What intent can be trusted? Any ambition to persuade tends to muddy the water fairly quickly. If muckraking activist photography were capable of saving the world -or dominating it- it would have done so a long time ago. Confronting this realization can be liberating. If what photographers do can’t directly save anything or anyone, the burden of responsibility is shifted. Once the smoke clears, photographers can get down to the simple, infinite task of description. This is the objective and the aspiration that can be believed. Emmet Gowin describes the task as “…looking for something that puts our unspeakable feelings into a discreet form, so that we ourselves can back off and study what we’ve done. And in a sense, recognize our own feelings as an object."
Robert Adams has stated, “You can't talk about life without talking about politics. You have to have both. If you're just a political person, you're going to burn out. If you, as an artist, are just focused inward, you're going to eventually be irrelevant.” This truth can be interpreted narrowly, to imply that one must illustrate political issues literally, or, more liberally, starting from the realization that whenever one talks about –describes- life, then ethical and political implications follow. Life and politics, like all things, are inextricably linked. One need not force one to address the other.

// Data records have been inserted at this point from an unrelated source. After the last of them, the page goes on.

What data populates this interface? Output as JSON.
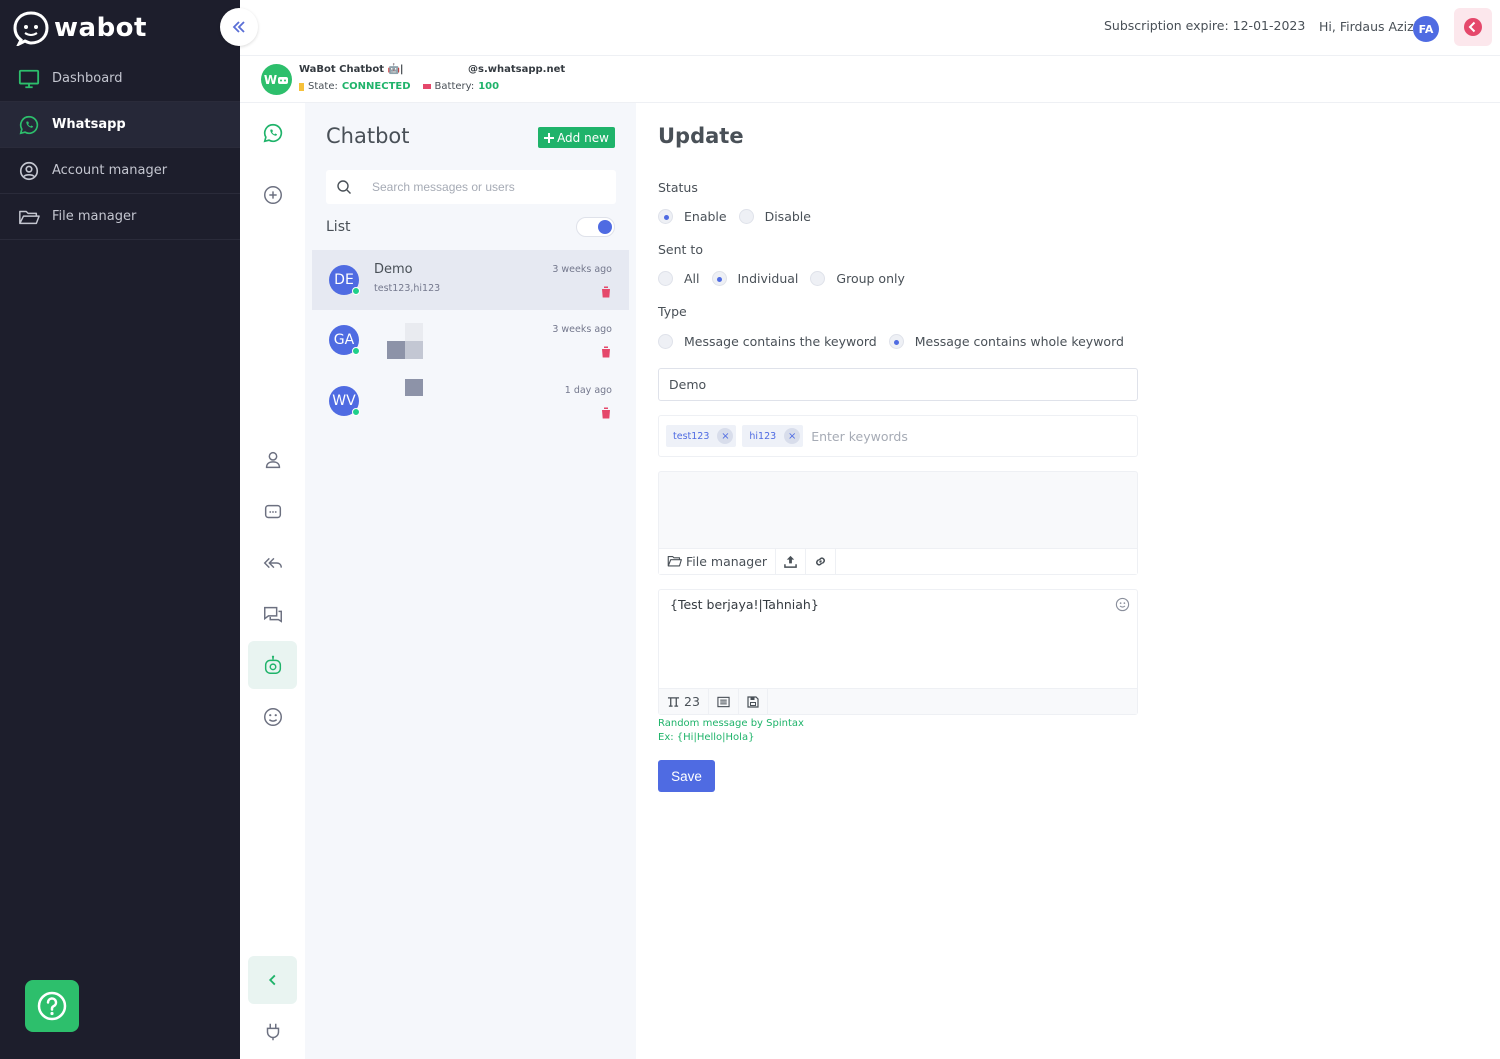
{
  "brand": {
    "logo_text": "wabot"
  },
  "sidebar": {
    "items": [
      {
        "label": "Dashboard",
        "icon": "monitor-icon"
      },
      {
        "label": "Whatsapp",
        "icon": "whatsapp-icon",
        "active": true
      },
      {
        "label": "Account manager",
        "icon": "user-circle-icon"
      },
      {
        "label": "File manager",
        "icon": "folder-open-icon"
      }
    ]
  },
  "header": {
    "subscription": "Subscription expire: 12-01-2023",
    "greeting": "Hi, Firdaus Azizi",
    "user_initials": "FA"
  },
  "account": {
    "avatar_initials": "W",
    "name": "WaBot Chatbot 🤖|",
    "domain": "@s.whatsapp.net",
    "state_label": "State:",
    "state_value": "CONNECTED",
    "battery_label": "Battery:",
    "battery_value": "100"
  },
  "list_panel": {
    "title": "Chatbot",
    "add_button": "Add new",
    "search_placeholder": "Search messages or users",
    "list_label": "List",
    "toggle_on": true,
    "items": [
      {
        "initials": "DE",
        "name": "Demo",
        "keywords": "test123,hi123",
        "time": "3 weeks ago",
        "active": true
      },
      {
        "initials": "GA",
        "name": "",
        "keywords": "",
        "time": "3 weeks ago"
      },
      {
        "initials": "WV",
        "name": "",
        "keywords": "",
        "time": "1 day ago"
      }
    ]
  },
  "form": {
    "title": "Update",
    "status_label": "Status",
    "status_options": [
      "Enable",
      "Disable"
    ],
    "status_selected": "Enable",
    "sent_to_label": "Sent to",
    "sent_to_options": [
      "All",
      "Individual",
      "Group only"
    ],
    "sent_to_selected": "Individual",
    "type_label": "Type",
    "type_options": [
      "Message contains the keyword",
      "Message contains whole keyword"
    ],
    "type_selected": "Message contains whole keyword",
    "name_value": "Demo",
    "keywords": [
      "test123",
      "hi123"
    ],
    "keywords_placeholder": "Enter keywords",
    "file_manager_label": "File manager",
    "message": "{Test berjaya!|Tahniah}",
    "spintax_count": "23",
    "spintax_hint": "Random message by Spintax",
    "spintax_example": "Ex: {Hi|Hello|Hola}",
    "save_label": "Save"
  },
  "colors": {
    "accent": "#4f6be2",
    "success": "#1fb36a",
    "sidebar_bg": "#1d1e2c",
    "danger": "#e5486b"
  }
}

In some ways, a literal depiction of political concerns conceals the connections that reinforce clear and enduring ethical practices. In any case, as George Orwell contended and non-existent weapons of mass destruction bear out, persuasive political statements are based more on style than substance.
Every snapshooter knows exactly how the objective mechanisms of photographic technology can undermine their aims. A picture of the beloved is diminished by the unnoticed styrofoam cup bearing a franchise logo that blew into the frame. Photographers are really just stubborn snapshooters. Great photographers are stubborn and lucid. They are relentless in pursuing their intent while open to the possibilities of the minute debris a camera will render. They know that, as much as luck is a matter of getting what they want, luck also means wanting what they get. At any point debris can become content. The mechanism shows the way. The mind consciously adopts the possibilities to its intention, while allowing intention to adapt, to broaden. Lee Friedlander has said, “It’s a generous medium, photography.”
In this sense photography is a theater of empathy. The extent of its optical precision in rendering visual information allows, more than in painting –or inkblots-, empathy between minds, but also for the whole world of experience. From the nucleus, to the newborn, to the nebula, we can see and we can think about what we see as a common, connected awareness. Outside the constraints of narrow topic, literalist narrative, persuasive stance or stylish inflection, photographs are and must be fundamentally about discovering, defining and communicating experience as it occurs in shared consciousness.